While the public overwhelmingly supports Net Neutrality, the issue has remained deeply partisan inside the Beltway. However, we were able to force a vote on a resolution of disapproval and get members of Congress on the record.
By doing so, we got three Republicans to cross the party line and reject the false narrative that all government regulation is bad for business — when we know just how important rules are for protecting not just individual rights and safety but competitive businesses’ bottom lines.
So where do we go next?
Industry lobbyists and some journalists have claimed that the bill to revive Net Neutrality is DOA in the House — but that’s simply not true. Skeptics have said time and time again that the fight for Net Neutrality is over. And we keep proving them wrong.
While the House does not have the same procedural mechanism that allowed us to force a vote in the Senate, there is still a way to move the CRA forward. We just need to get over half of the members (218) to sign a discharge petition to force the bill to the floor.
And the good news is we are well on our way, with more than 170 members signed on to support the CRA.
But … the Republicans
It’s true that Republicans in D.C. have opposed real Net Neutrality protections for about a decade now, but the party is going through difficult times.

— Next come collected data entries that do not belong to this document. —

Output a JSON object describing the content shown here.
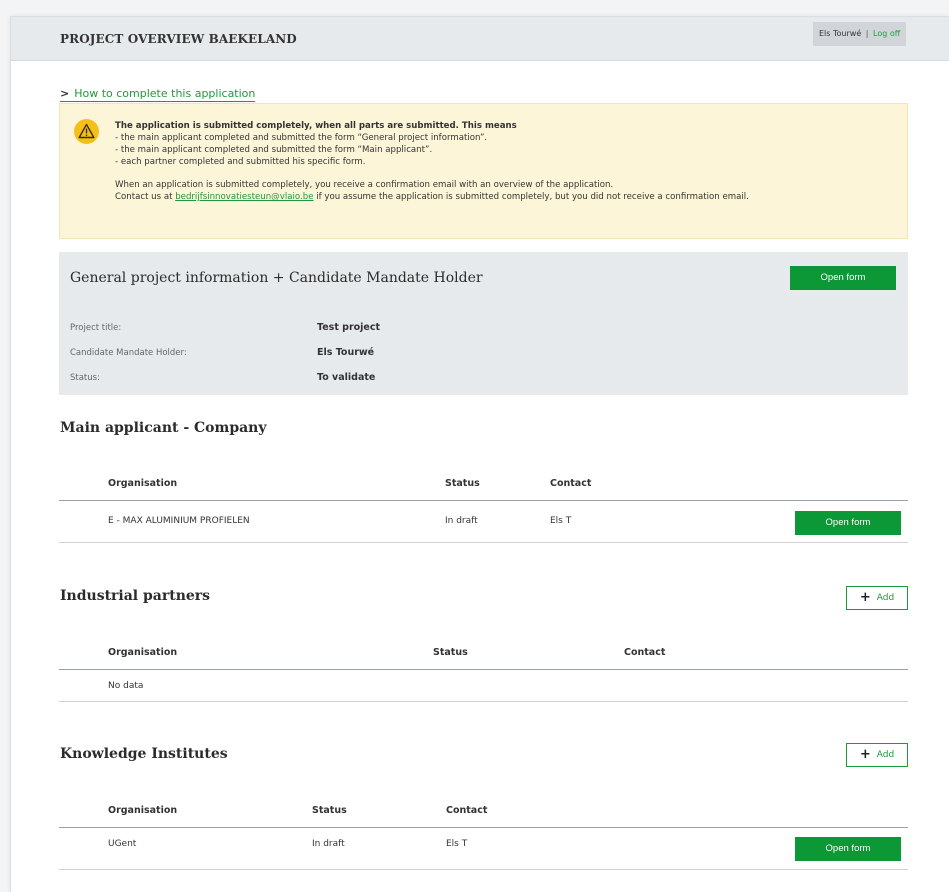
{
  "header": {
    "title": "PROJECT OVERVIEW BAEKELAND",
    "user_name": "Els Tourwé",
    "separator": "|",
    "logoff_label": "Log off"
  },
  "howto": {
    "chevron": ">",
    "label": "How to complete this application"
  },
  "warning": {
    "icon": "warning-triangle-icon",
    "heading": "The application is submitted completely, when all parts are submitted. This means",
    "lines": [
      "- the main applicant completed and submitted the form “General project information”.",
      "- the main applicant completed and submitted the form “Main applicant”.",
      "- each partner completed and submitted his specific form."
    ],
    "confirm_text": "When an application is submitted completely, you receive a confirmation email with an overview of the application.",
    "contact_prefix": "Contact us at",
    "contact_email": "bedrijfsinnovatiesteun@vlaio.be",
    "contact_suffix": "if you assume the application is submitted completely, but you did not receive a confirmation email."
  },
  "general": {
    "title": "General project information + Candidate Mandate Holder",
    "open_label": "Open form",
    "fields": [
      {
        "label": "Project title:",
        "value": "Test project"
      },
      {
        "label": "Candidate Mandate Holder:",
        "value": "Els Tourwé"
      },
      {
        "label": "Status:",
        "value": "To validate"
      }
    ]
  },
  "main_applicant": {
    "title": "Main applicant - Company",
    "columns": [
      "Organisation",
      "Status",
      "Contact"
    ],
    "rows": [
      {
        "organisation": "E - MAX ALUMINIUM PROFIELEN",
        "status": "In draft",
        "contact": "Els T",
        "action": "Open form"
      }
    ]
  },
  "industrial": {
    "title": "Industrial partners",
    "add_label": "Add",
    "columns": [
      "Organisation",
      "Status",
      "Contact"
    ],
    "empty": "No data"
  },
  "knowledge": {
    "title": "Knowledge Institutes",
    "add_label": "Add",
    "columns": [
      "Organisation",
      "Status",
      "Contact"
    ],
    "rows": [
      {
        "organisation": "UGent",
        "status": "In draft",
        "contact": "Els T",
        "action": "Open form"
      }
    ]
  },
  "colors": {
    "accent_green": "#0d9837",
    "link_green": "#1e9a3b",
    "warning_bg": "#fdf5d8",
    "warning_icon": "#f5bf1a",
    "panel_gray": "#e7eaed"
  }
}
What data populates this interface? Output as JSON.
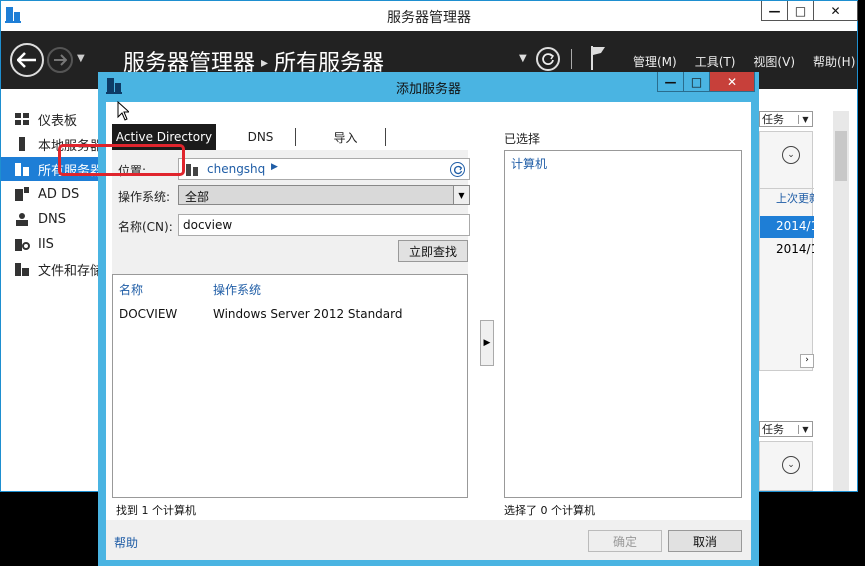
{
  "main_window": {
    "title": "服务器管理器",
    "heading_root": "服务器管理器",
    "heading_sub": "所有服务器",
    "menu": [
      "管理(M)",
      "工具(T)",
      "视图(V)",
      "帮助(H)"
    ],
    "sidebar": [
      {
        "label": "仪表板",
        "icon": "dashboard-icon"
      },
      {
        "label": "本地服务器",
        "icon": "server-icon"
      },
      {
        "label": "所有服务器",
        "icon": "servers-icon",
        "active": true
      },
      {
        "label": "AD DS",
        "icon": "adds-icon"
      },
      {
        "label": "DNS",
        "icon": "dns-icon"
      },
      {
        "label": "IIS",
        "icon": "iis-icon"
      },
      {
        "label": "文件和存储服务",
        "icon": "storage-icon"
      }
    ],
    "right_panel": {
      "tasks_label": "任务",
      "last_update_label": "上次更新",
      "dates": [
        "2014/1",
        "2014/1"
      ]
    }
  },
  "dialog": {
    "title": "添加服务器",
    "tabs": [
      "Active Directory",
      "DNS",
      "导入"
    ],
    "location_label": "位置:",
    "location_value": "chengshq",
    "os_label": "操作系统:",
    "os_value": "全部",
    "name_label": "名称(CN):",
    "name_value": "docview",
    "search_button": "立即查找",
    "columns": [
      "名称",
      "操作系统"
    ],
    "results": [
      {
        "name": "DOCVIEW",
        "os": "Windows Server 2012 Standard"
      }
    ],
    "found_text": "找到 1 个计算机",
    "selected_label": "已选择",
    "selected_column": "计算机",
    "selected_count": "选择了 0 个计算机",
    "help": "帮助",
    "ok": "确定",
    "cancel": "取消"
  },
  "colors": {
    "accent": "#1e7ed6",
    "dialog_frame": "#4ab4e2",
    "close_button": "#c7403a",
    "highlight": "#e0252d",
    "link": "#1f5da6"
  }
}
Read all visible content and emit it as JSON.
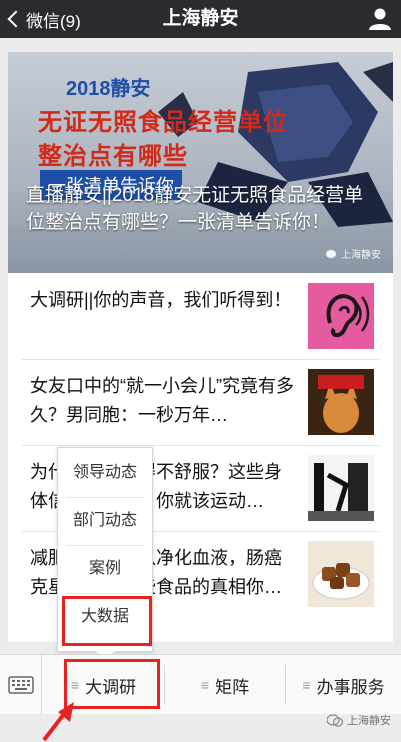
{
  "nav": {
    "back_label": "微信(9)",
    "title": "上海静安"
  },
  "hero": {
    "year": "2018静安",
    "title_line1": "无证无照食品经营单位",
    "title_line2": "整治点有哪些",
    "tag": "一张清单告诉你",
    "caption": "直播静安||2018静安无证无照食品经营单位整治点有哪些？一张清单告诉你！",
    "watermark": "上海静安"
  },
  "articles": [
    {
      "title": "大调研||你的声音，我们听得到！",
      "thumb_icon": "ear-icon"
    },
    {
      "title": "女友口中的“就一小会儿”究竟有多久？男同胞：一秒万年…",
      "thumb_icon": "cat-icon"
    },
    {
      "title": "为什么我总觉得不舒服？这些身体信号出现时，你就该运动…",
      "thumb_icon": "chair-icon"
    },
    {
      "title": "减肥神器？可以净化血液，肠癌克星…关于这些食品的真相你…",
      "thumb_icon": "food-icon"
    }
  ],
  "popup_menu": {
    "items": [
      "领导动态",
      "部门动态",
      "案例",
      "大数据"
    ],
    "highlighted": "大数据"
  },
  "bottom_menu": {
    "tabs": [
      "大调研",
      "矩阵",
      "办事服务"
    ],
    "active": "大调研"
  },
  "footer": {
    "watermark": "上海静安"
  },
  "colors": {
    "nav_bg": "#2a2b2f",
    "highlight": "#e8231f",
    "hero_red": "#d22a1a",
    "hero_blue": "#1d4fa8"
  }
}
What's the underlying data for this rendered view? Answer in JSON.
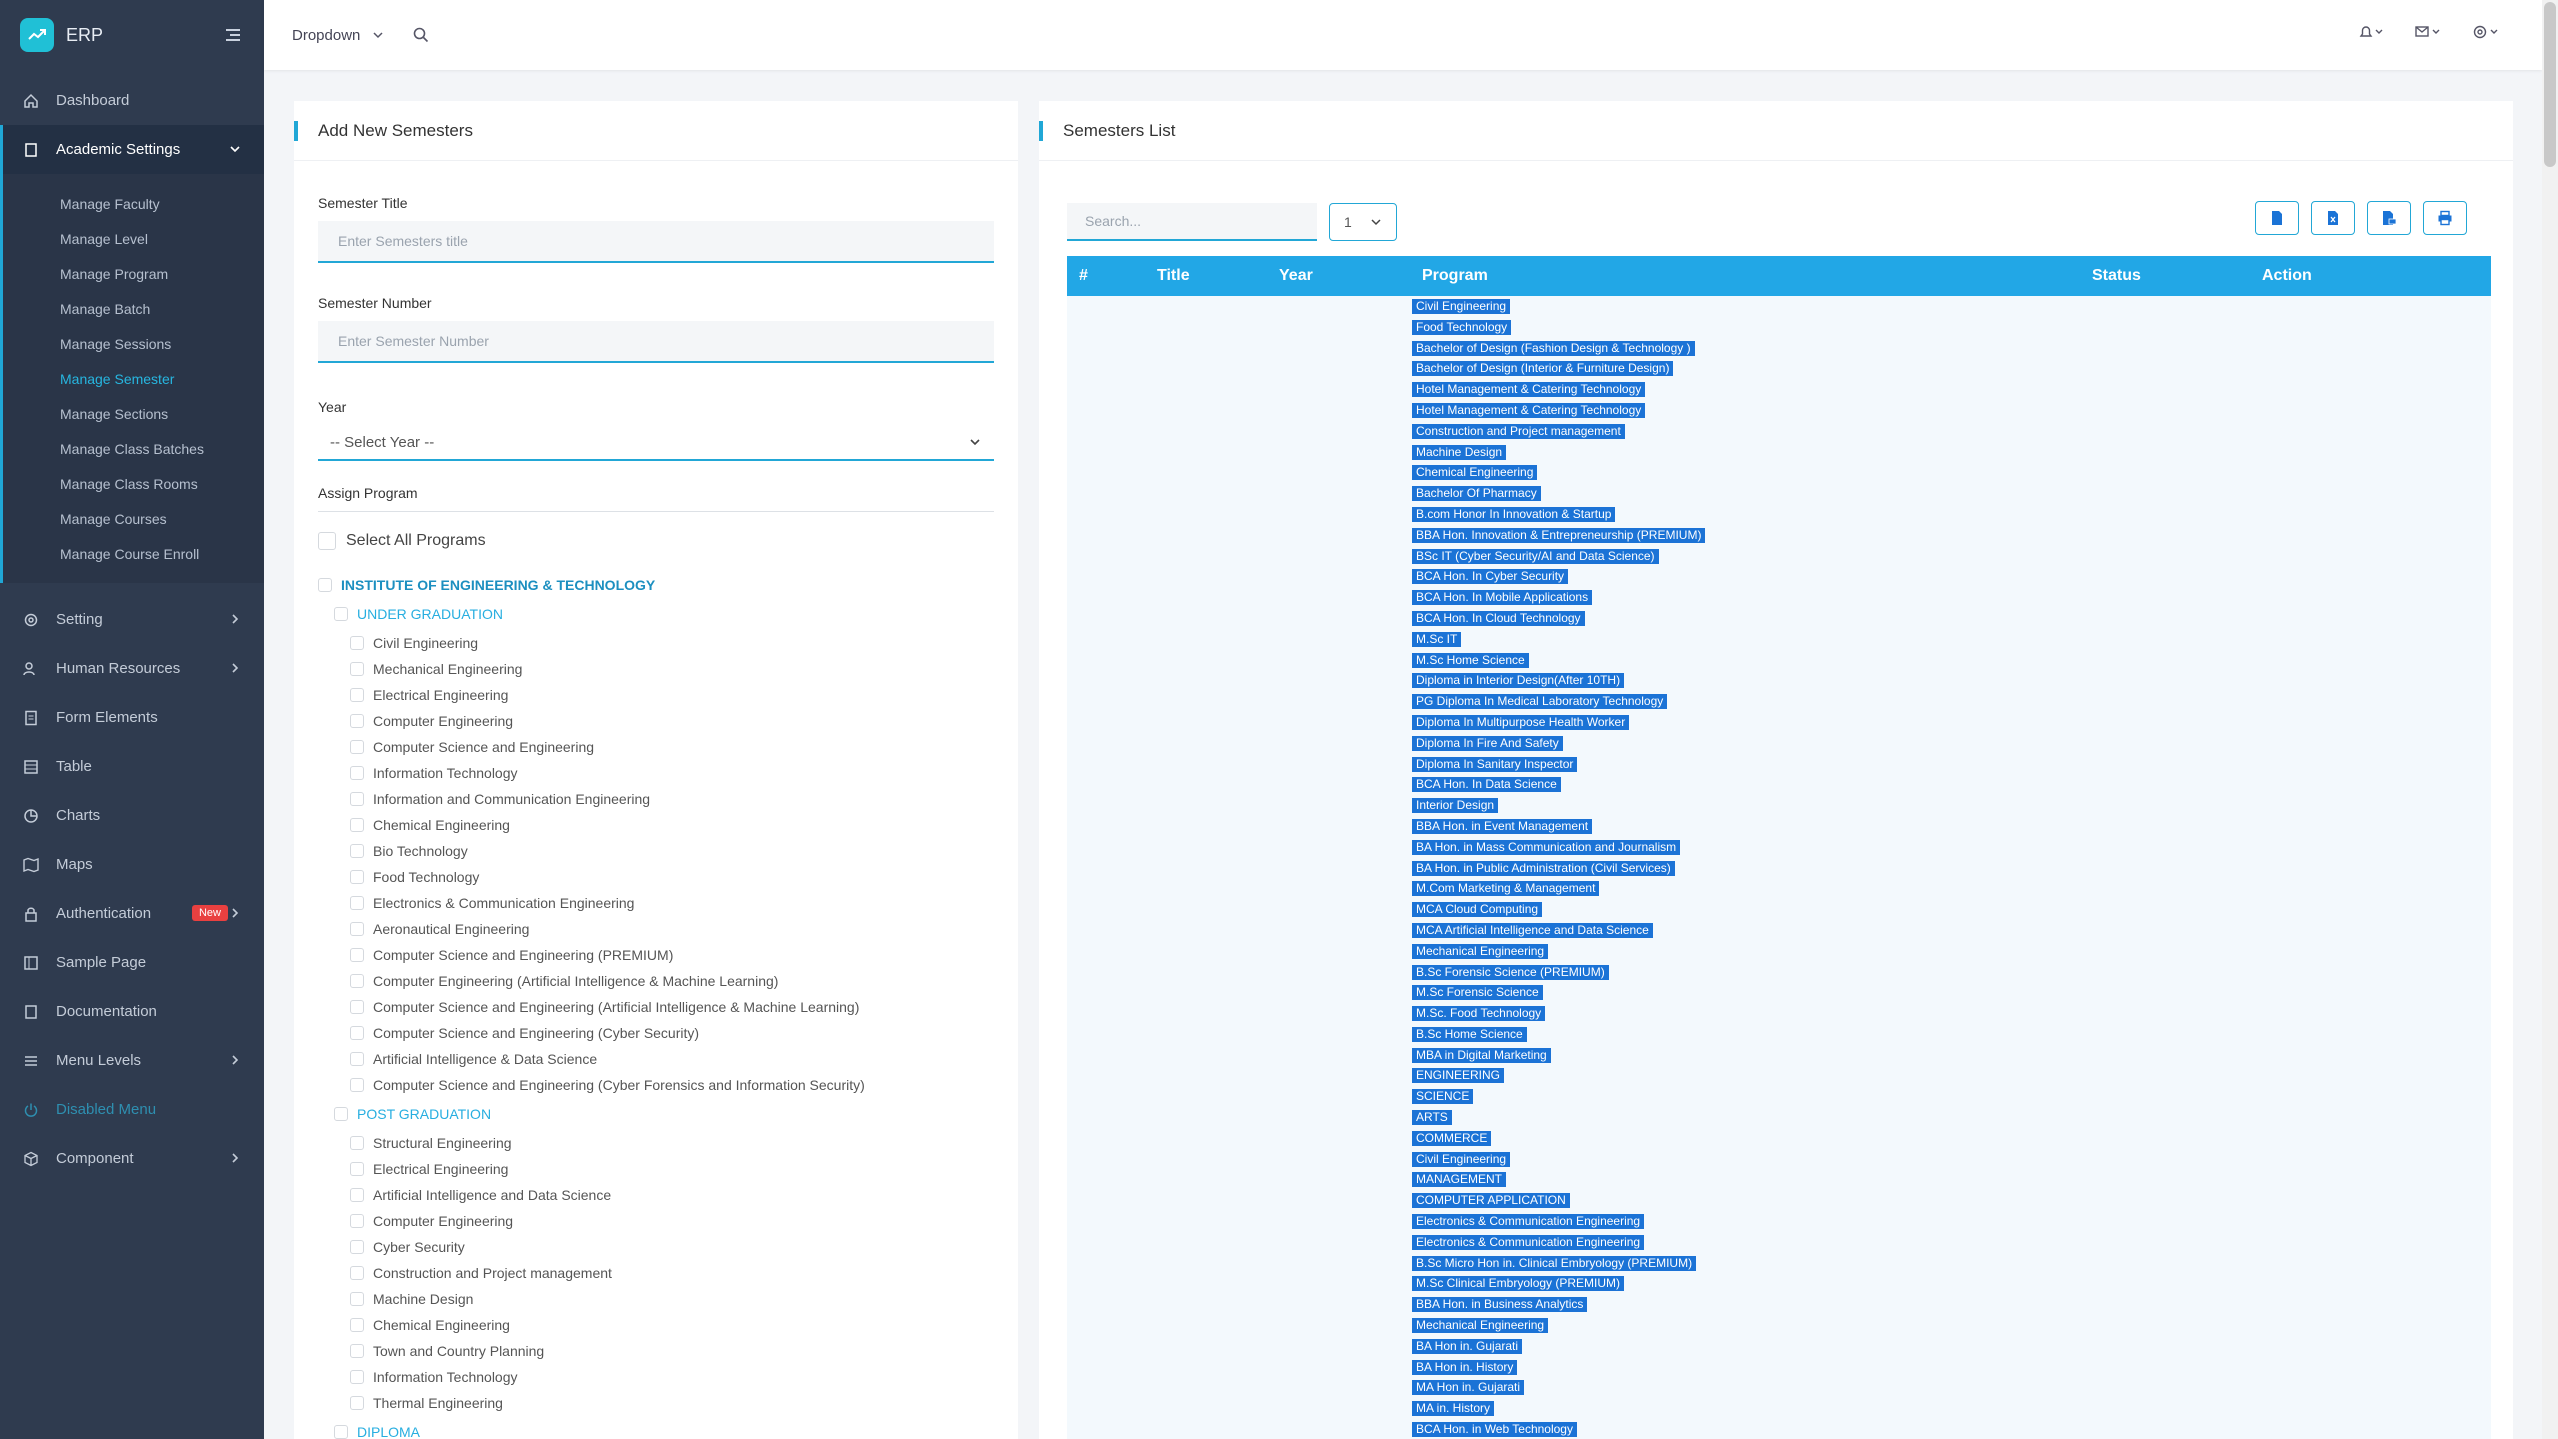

Hitching its wagon to a president with record-low approval ratings and record-high scandals has taken its toll on the rank and file.
And with the House leadership up in the air following Speaker Paul Ryan’s decision to leave Congress after the current term, the party that formed a solid block against President Obama is showing serious signs of fracturing.
A recent piece in Axios, Paul Ryan’s House Is Collapsing, lays out some of the significant challenges the current majority party faces. The Trump backlash has members facing the toughest races of their political careers. And a lame-duck speaker is struggling to keep the rest of his House ducks in a row.
Another discharge petition, aimed at forcing a vote on immigration, has gotten significant Republican support despite pleas from majority leadership to oppose it. And the Tea Party Republicans just derailed the farm bill, considered a must-pass piece of legislation.
And we have seen Republicans buck their party and vote in support of internet-user protections in the past.
In March 2017, 15 Republicans in the House voted against a bill to keep the broadband-privacy rules put in place by the FCC in 2016, even as most Republicans voted to tear down those rules. And many of those who cast that anti-privacy vote felt serious heat when they faced their constituents at home, as well as billboards that accused them of selling out the public for telecom money.
Eliminating a free and open Internet for the AT&Ts and Comcasts of the world might not be the hill that vulnerable Republicans want to die on.
To be sure, the fight for the House vote will be hard, but it’s by no means impossible. Net Neutrality is wildly popular across the political spectrum and Republicans who are honest with themselves know that. They don’t want this to be another talking point for their Democratic challengers and the #resistance.
It’s still a tough fight, but we know that can win. And we think that we will, thanks to your help.